Quadrant Descriptions
Leaders have achieved significant influence and market share relative to their competitors in the meeting solution market, while demonstrating an ability to respond to customers’ needs. Leaders have robust, scalable meeting solutions with a wide range of features to satisfy all meeting scenarios, a large installed base, acceptable financial performance and good distribution. Leaders are doing well today and are prepared for the future.
Challengers
Challengers are characterized by operational excellence and good standing in the meeting solution market. Compared with Leaders and Visionaries, their solutions may lack the same pace of innovation and the collaboration or host control features to support all meeting use cases.
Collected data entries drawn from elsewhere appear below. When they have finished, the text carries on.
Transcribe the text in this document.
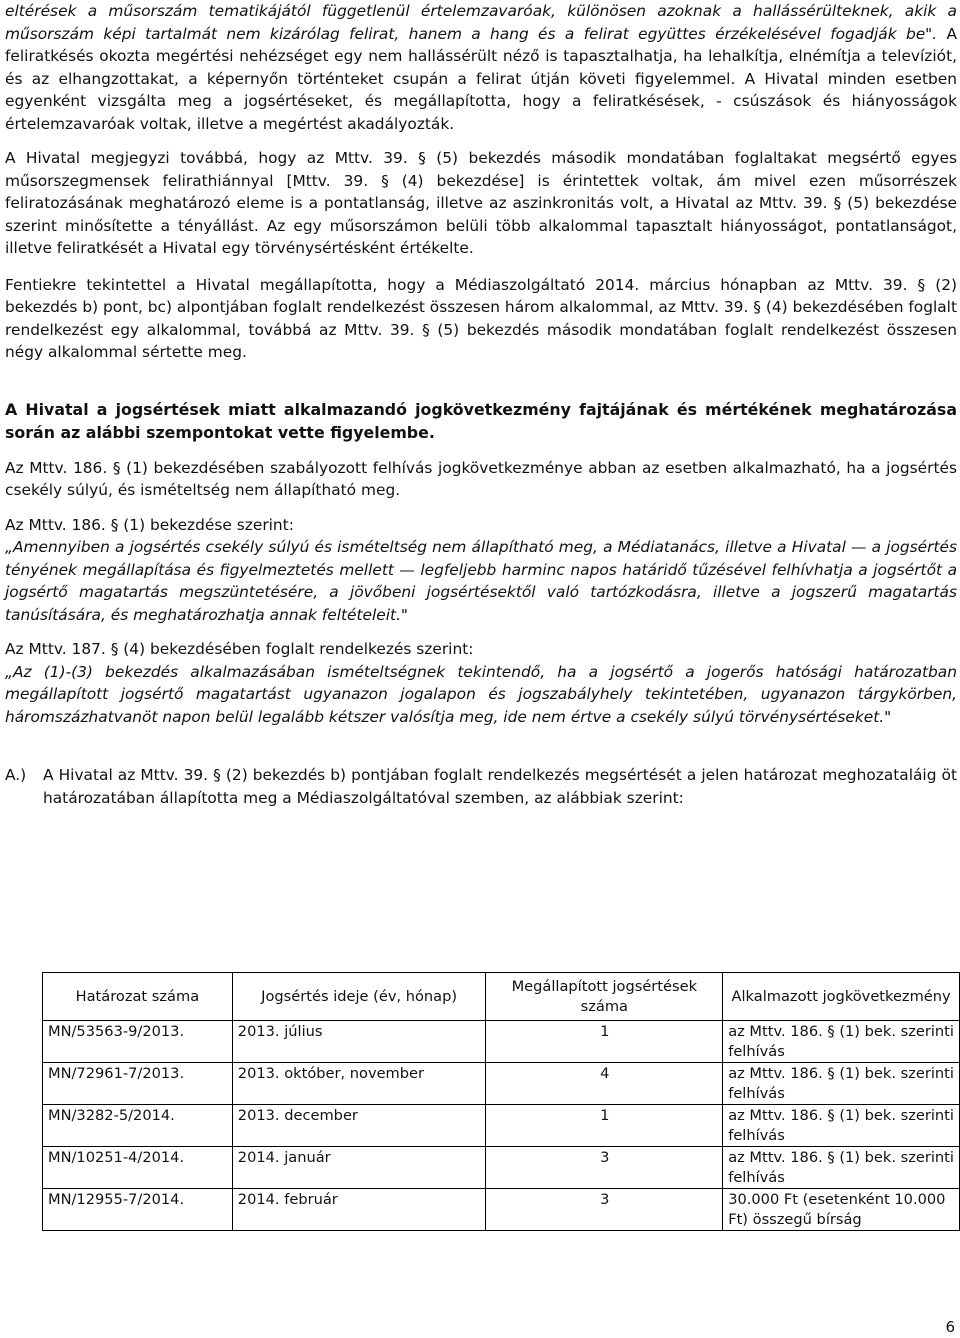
eltérések a műsorszám tematikájától függetlenül értelemzavaróak, különösen azoknak a hallássérülteknek, akik a műsorszám képi tartalmát nem kizárólag felirat, hanem a hang és a felirat együttes érzékelésével fogadják be". A feliratkésés okozta megértési nehézséget egy nem hallássérült néző is tapasztalhatja, ha lehalkítja, elnémítja a televíziót, és az elhangzottakat, a képernyőn történteket csupán a felirat útján követi figyelemmel. A Hivatal minden esetben egyenként vizsgálta meg a jogsértéseket, és megállapította, hogy a feliratkésések, - csúszások és hiányosságok értelemzavaróak voltak, illetve a megértést akadályozták.

A Hivatal megjegyzi továbbá, hogy az Mttv. 39. § (5) bekezdés második mondatában foglaltakat megsértő egyes műsorszegmensek felirathiánnyal [Mttv. 39. § (4) bekezdése] is érintettek voltak, ám mivel ezen műsorrészek feliratozásának meghatározó eleme is a pontatlanság, illetve az aszinkronitás volt, a Hivatal az Mttv. 39. § (5) bekezdése szerint minősítette a tényállást. Az egy műsorszámon belüli több alkalommal tapasztalt hiányosságot, pontatlanságot, illetve feliratkését a Hivatal egy törvénysértésként értékelte.

Fentiekre tekintettel a Hivatal megállapította, hogy a Médiaszolgáltató 2014. március hónapban az Mttv. 39. § (2) bekezdés b) pont, bc) alpontjában foglalt rendelkezést összesen három alkalommal, az Mttv. 39. § (4) bekezdésében foglalt rendelkezést egy alkalommal, továbbá az Mttv. 39. § (5) bekezdés második mondatában foglalt rendelkezést összesen négy alkalommal sértette meg.

A Hivatal a jogsértések miatt alkalmazandó jogkövetkezmény fajtájának és mértékének meghatározása során az alábbi szempontokat vette figyelembe.

Az Mttv. 186. § (1) bekezdésében szabályozott felhívás jogkövetkezménye abban az esetben alkalmazható, ha a jogsértés csekély súlyú, és ismételtség nem állapítható meg.

Az Mttv. 186. § (1) bekezdése szerint:

„Amennyiben a jogsértés csekély súlyú és ismételtség nem állapítható meg, a Médiatanács, illetve a Hivatal — a jogsértés tényének megállapítása és figyelmeztetés mellett — legfeljebb harminc napos határidő tűzésével felhívhatja a jogsértőt a jogsértő magatartás megszüntetésére, a jövőbeni jogsértésektől való tartózkodásra, illetve a jogszerű magatartás tanúsítására, és meghatározhatja annak feltételeit."

Az Mttv. 187. § (4) bekezdésében foglalt rendelkezés szerint:

„Az (1)-(3) bekezdés alkalmazásában ismételtségnek tekintendő, ha a jogsértő a jogerős hatósági határozatban megállapított jogsértő magatartást ugyanazon jogalapon és jogszabályhely tekintetében, ugyanazon tárgykörben, háromszázhatvanöt napon belül legalább kétszer valósítja meg, ide nem értve a csekély súlyú törvénysértéseket."

A.)	A Hivatal az Mttv. 39. § (2) bekezdés b) pontjában foglalt rendelkezés megsértését a jelen határozat meghozataláig öt határozatában állapította meg a Médiaszolgáltatóval szemben, az alábbiak szerint:
Határozat száma	Jogsértés ideje (év, hónap)	Megállapított jogsértések száma	Alkalmazott jogkövetkezmény
MN/53563-9/2013.	2013. július	1	az Mttv. 186. § (1) bek. szerinti felhívás
MN/72961-7/2013.	2013. október, november	4	az Mttv. 186. § (1) bek. szerinti felhívás
MN/3282-5/2014.	2013. december	1	az Mttv. 186. § (1) bek. szerinti felhívás
MN/10251-4/2014.	2014. január	3	az Mttv. 186. § (1) bek. szerinti felhívás
MN/12955-7/2014.	2014. február	3	30.000 Ft (esetenként 10.000 Ft) összegű bírság
6
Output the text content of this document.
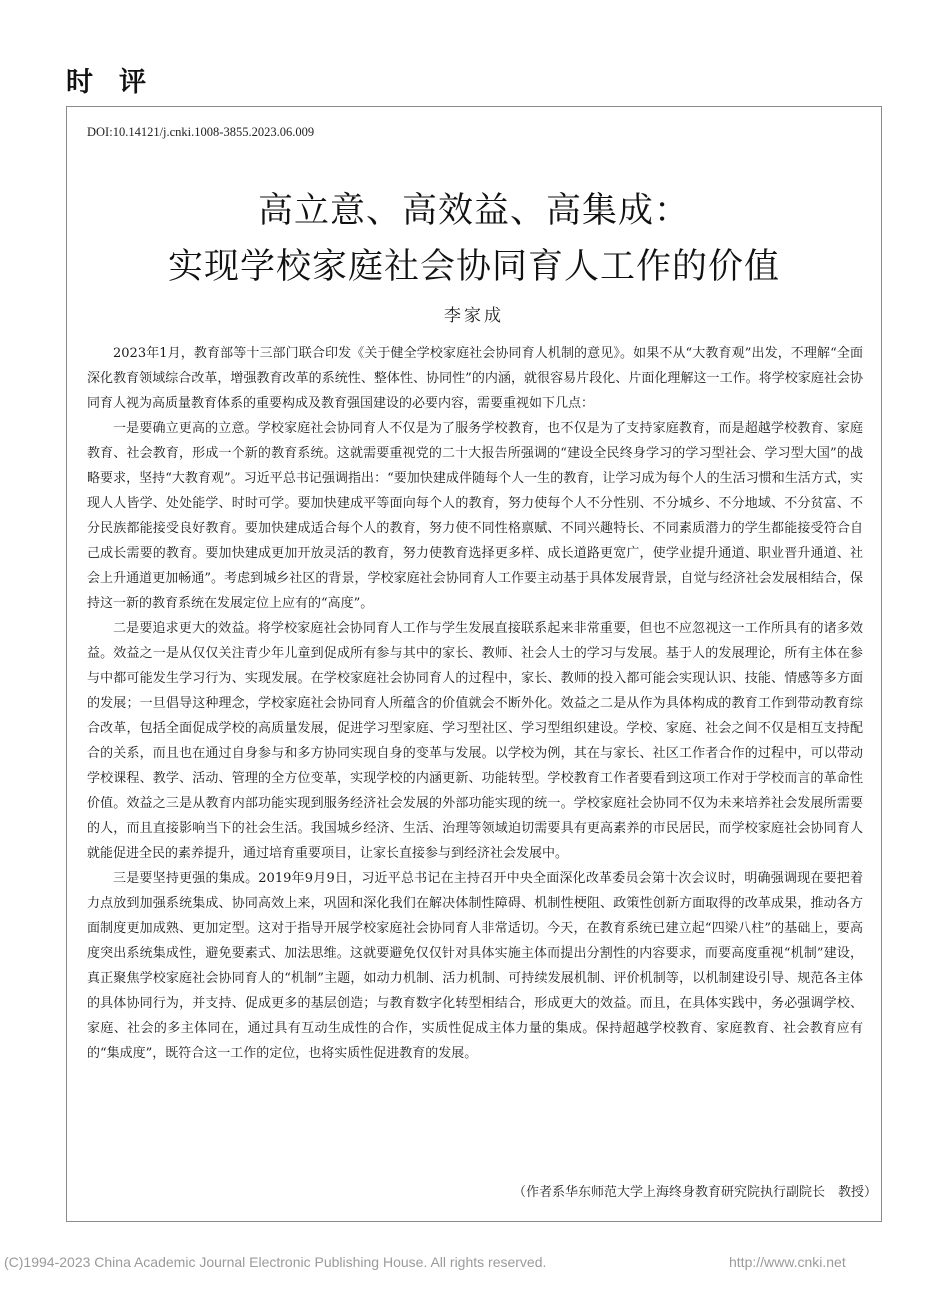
时评
DOI:10.14121/j.cnki.1008-3855.2023.06.009
高立意、高效益、高集成：
实现学校家庭社会协同育人工作的价值
李家成

2023年1月，教育部等十三部门联合印发《关于健全学校家庭社会协同育人机制的意见》。如果不从“大教育观”出发，不理解“全面深化教育领域综合改革，增强教育改革的系统性、整体性、协同性”的内涵，就很容易片段化、片面化理解这一工作。将学校家庭社会协同育人视为高质量教育体系的重要构成及教育强国建设的必要内容，需要重视如下几点：

一是要确立更高的立意。学校家庭社会协同育人不仅是为了服务学校教育，也不仅是为了支持家庭教育，而是超越学校教育、家庭教育、社会教育，形成一个新的教育系统。这就需要重视党的二十大报告所强调的“建设全民终身学习的学习型社会、学习型大国”的战略要求，坚持“大教育观”。习近平总书记强调指出：“要加快建成伴随每个人一生的教育，让学习成为每个人的生活习惯和生活方式，实现人人皆学、处处能学、时时可学。要加快建成平等面向每个人的教育，努力使每个人不分性别、不分城乡、不分地域、不分贫富、不分民族都能接受良好教育。要加快建成适合每个人的教育，努力使不同性格禀赋、不同兴趣特长、不同素质潜力的学生都能接受符合自己成长需要的教育。要加快建成更加开放灵活的教育，努力使教育选择更多样、成长道路更宽广，使学业提升通道、职业晋升通道、社会上升通道更加畅通”。考虑到城乡社区的背景，学校家庭社会协同育人工作要主动基于具体发展背景，自觉与经济社会发展相结合，保持这一新的教育系统在发展定位上应有的“高度”。

二是要追求更大的效益。将学校家庭社会协同育人工作与学生发展直接联系起来非常重要，但也不应忽视这一工作所具有的诸多效益。效益之一是从仅仅关注青少年儿童到促成所有参与其中的家长、教师、社会人士的学习与发展。基于人的发展理论，所有主体在参与中都可能发生学习行为、实现发展。在学校家庭社会协同育人的过程中，家长、教师的投入都可能会实现认识、技能、情感等多方面的发展；一旦倡导这种理念，学校家庭社会协同育人所蕴含的价值就会不断外化。效益之二是从作为具体构成的教育工作到带动教育综合改革，包括全面促成学校的高质量发展，促进学习型家庭、学习型社区、学习型组织建设。学校、家庭、社会之间不仅是相互支持配合的关系，而且也在通过自身参与和多方协同实现自身的变革与发展。以学校为例，其在与家长、社区工作者合作的过程中，可以带动学校课程、教学、活动、管理的全方位变革，实现学校的内涵更新、功能转型。学校教育工作者要看到这项工作对于学校而言的革命性价值。效益之三是从教育内部功能实现到服务经济社会发展的外部功能实现的统一。学校家庭社会协同不仅为未来培养社会发展所需要的人，而且直接影响当下的社会生活。我国城乡经济、生活、治理等领域迫切需要具有更高素养的市民居民，而学校家庭社会协同育人就能促进全民的素养提升，通过培育重要项目，让家长直接参与到经济社会发展中。

三是要坚持更强的集成。2019年9月9日，习近平总书记在主持召开中央全面深化改革委员会第十次会议时，明确强调现在要把着力点放到加强系统集成、协同高效上来，巩固和深化我们在解决体制性障碍、机制性梗阻、政策性创新方面取得的改革成果，推动各方面制度更加成熟、更加定型。这对于指导开展学校家庭社会协同育人非常适切。今天，在教育系统已建立起“四梁八柱”的基础上，要高度突出系统集成性，避免要素式、加法思维。这就要避免仅仅针对具体实施主体而提出分割性的内容要求，而要高度重视“机制”建设，真正聚焦学校家庭社会协同育人的“机制”主题，如动力机制、活力机制、可持续发展机制、评价机制等，以机制建设引导、规范各主体的具体协同行为，并支持、促成更多的基层创造；与教育数字化转型相结合，形成更大的效益。而且，在具体实践中，务必强调学校、家庭、社会的多主体同在，通过具有互动生成性的合作，实质性促成主体力量的集成。保持超越学校教育、家庭教育、社会教育应有的“集成度”，既符合这一工作的定位，也将实质性促进教育的发展。

（作者系华东师范大学上海终身教育研究院执行副院长　教授）
(C)1994-2023 China Academic Journal Electronic Publishing House. All rights reserved.	http://www.cnki.net
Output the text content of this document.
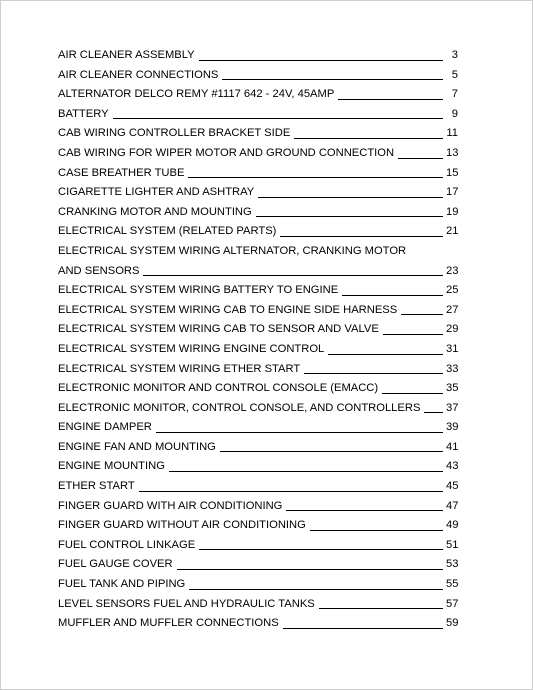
AIR CLEANER ASSEMBLY	3
AIR CLEANER CONNECTIONS	5
ALTERNATOR DELCO REMY #1117 642 - 24V, 45AMP	7
BATTERY	9
CAB WIRING CONTROLLER BRACKET SIDE	11
CAB WIRING FOR WIPER MOTOR AND GROUND CONNECTION	13
CASE BREATHER TUBE	15
CIGARETTE LIGHTER AND ASHTRAY	17
CRANKING MOTOR AND MOUNTING	19
ELECTRICAL SYSTEM (RELATED PARTS)	21
ELECTRICAL SYSTEM WIRING ALTERNATOR, CRANKING MOTOR
AND SENSORS	23
ELECTRICAL SYSTEM WIRING BATTERY TO ENGINE	25
ELECTRICAL SYSTEM WIRING CAB TO ENGINE SIDE HARNESS	27
ELECTRICAL SYSTEM WIRING CAB TO SENSOR AND VALVE	29
ELECTRICAL SYSTEM WIRING ENGINE CONTROL	31
ELECTRICAL SYSTEM WIRING ETHER START	33
ELECTRONIC MONITOR AND CONTROL CONSOLE (EMACC)	35
ELECTRONIC MONITOR, CONTROL CONSOLE, AND CONTROLLERS 37
ENGINE DAMPER	39
ENGINE FAN AND MOUNTING	41
ENGINE MOUNTING	43
ETHER START	45
FINGER GUARD WITH AIR CONDITIONING	47
FINGER GUARD WITHOUT AIR CONDITIONING	49
FUEL CONTROL LINKAGE	51
FUEL GAUGE COVER	53
FUEL TANK AND PIPING	55
LEVEL SENSORS FUEL AND HYDRAULIC TANKS	57
MUFFLER AND MUFFLER CONNECTIONS	59
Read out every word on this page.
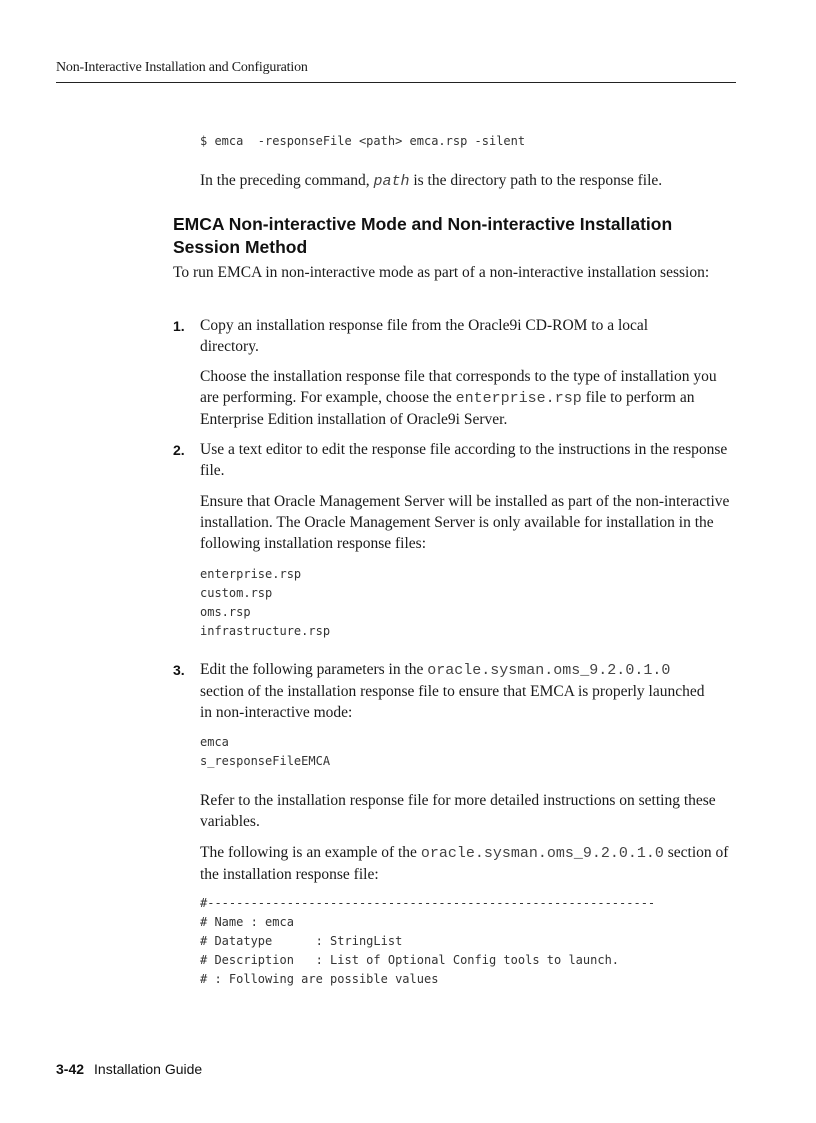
Non-Interactive Installation and Configuration
$ emca  -responseFile <path> emca.rsp -silent
In the preceding command, path is the directory path to the response file.
EMCA Non-interactive Mode and Non-interactive Installation Session Method
To run EMCA in non-interactive mode as part of a non-interactive installation session:
1. Copy an installation response file from the Oracle9i CD-ROM to a local directory.
Choose the installation response file that corresponds to the type of installation you are performing. For example, choose the enterprise.rsp file to perform an Enterprise Edition installation of Oracle9i Server.
2. Use a text editor to edit the response file according to the instructions in the response file.
Ensure that Oracle Management Server will be installed as part of the non-interactive installation. The Oracle Management Server is only available for installation in the following installation response files:
enterprise.rsp
custom.rsp
oms.rsp
infrastructure.rsp
3. Edit the following parameters in the oracle.sysman.oms_9.2.0.1.0 section of the installation response file to ensure that EMCA is properly launched in non-interactive mode:
emca
s_responseFileEMCA
Refer to the installation response file for more detailed instructions on setting these variables.
The following is an example of the oracle.sysman.oms_9.2.0.1.0 section of the installation response file:
#--------------------------------------------------------------
# Name : emca
# Datatype      : StringList
# Description   : List of Optional Config tools to launch.
# : Following are possible values
3-42 Installation Guide
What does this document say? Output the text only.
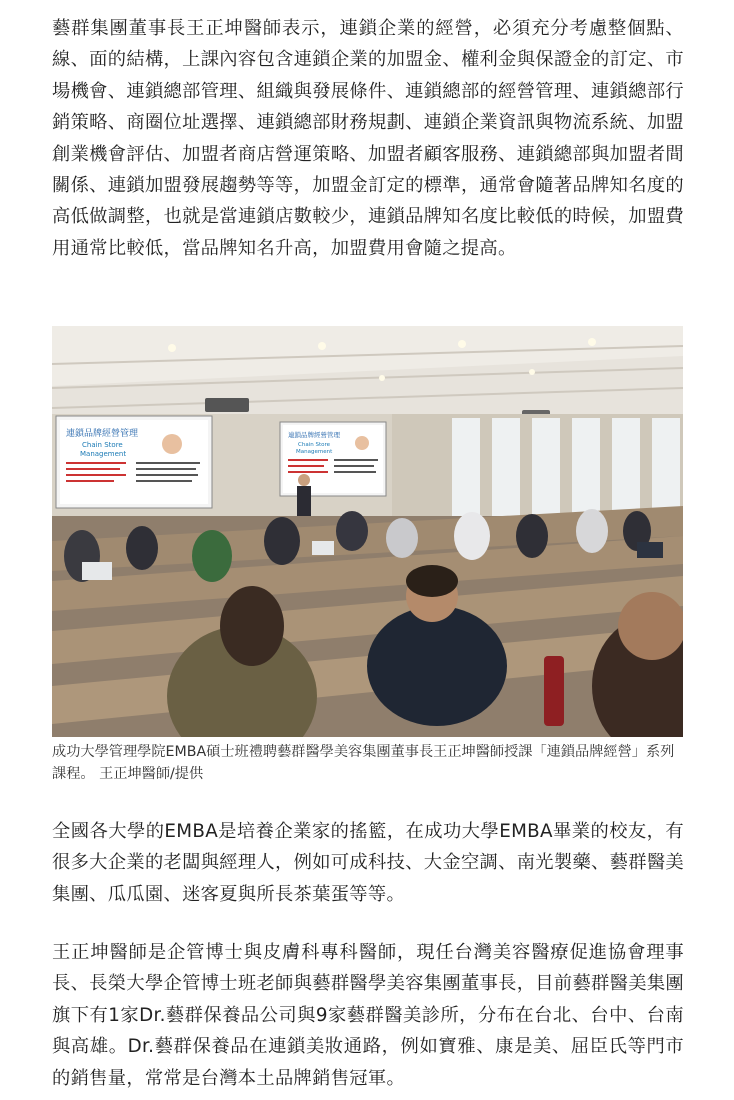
藝群集團董事長王正坤醫師表示，連鎖企業的經營，必須充分考慮整個點、線、面的結構，上課內容包含連鎖企業的加盟金、權利金與保證金的訂定、市場機會、連鎖總部管理、組織與發展條件、連鎖總部的經營管理、連鎖總部行銷策略、商圈位址選擇、連鎖總部財務規劃、連鎖企業資訊與物流系統、加盟創業機會評估、加盟者商店營運策略、加盟者顧客服務、連鎖總部與加盟者間關係、連鎖加盟發展趨勢等等，加盟金訂定的標準，通常會隨著品牌知名度的高低做調整，也就是當連鎖店數較少，連鎖品牌知名度比較低的時候，加盟費用通常比較低，當品牌知名升高，加盟費用會隨之提高。

連鎖品牌經營管理
Chain Store
Management
連鎖品牌經營管理
Chain Store
Management

成功大學管理學院EMBA碩士班禮聘藝群醫學美容集團董事長王正坤醫師授課「連鎖品牌經營」系列課程。 王正坤醫師/提供

全國各大學的EMBA是培養企業家的搖籃，在成功大學EMBA畢業的校友，有很多大企業的老闆與經理人，例如可成科技、大金空調、南光製藥、藝群醫美集團、瓜瓜園、迷客夏與所長茶葉蛋等等。

王正坤醫師是企管博士與皮膚科專科醫師，現任台灣美容醫療促進協會理事長、長榮大學企管博士班老師與藝群醫學美容集團董事長，目前藝群醫美集團旗下有1家Dr.藝群保養品公司與9家藝群醫美診所，分布在台北、台中、台南與高雄。Dr.藝群保養品在連鎖美妝通路，例如寶雅、康是美、屈臣氏等門市的銷售量，常常是台灣本土品牌銷售冠軍。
Additionally, they may lack the necessary licensing model flexibility and offerings to satisfy vertical market requirements.
Visionaries
Visionaries typically have important, unique and/or well-developed collaboration capabilities in their meeting solutions. They provide key innovations that point to the future of this market, and have the features needed to satisfy a variety of meeting solution use cases. However, they have not yet developed a large installed base or sufficiently substantial finances to be considered a Leader and influence the whole market.
Niche Players
Niche Players have good technology in their meeting solutions and should be considered by many businesses in order to satisfy their meeting requirements. They are, however, limited by their size, competitive pressures from more influential vendors, geographic reach and/or financial circumstances. Some have chosen a niche strategy (for example, regional vendors with a local focus, or targeted functionality such as premises-based videoconference room solutions).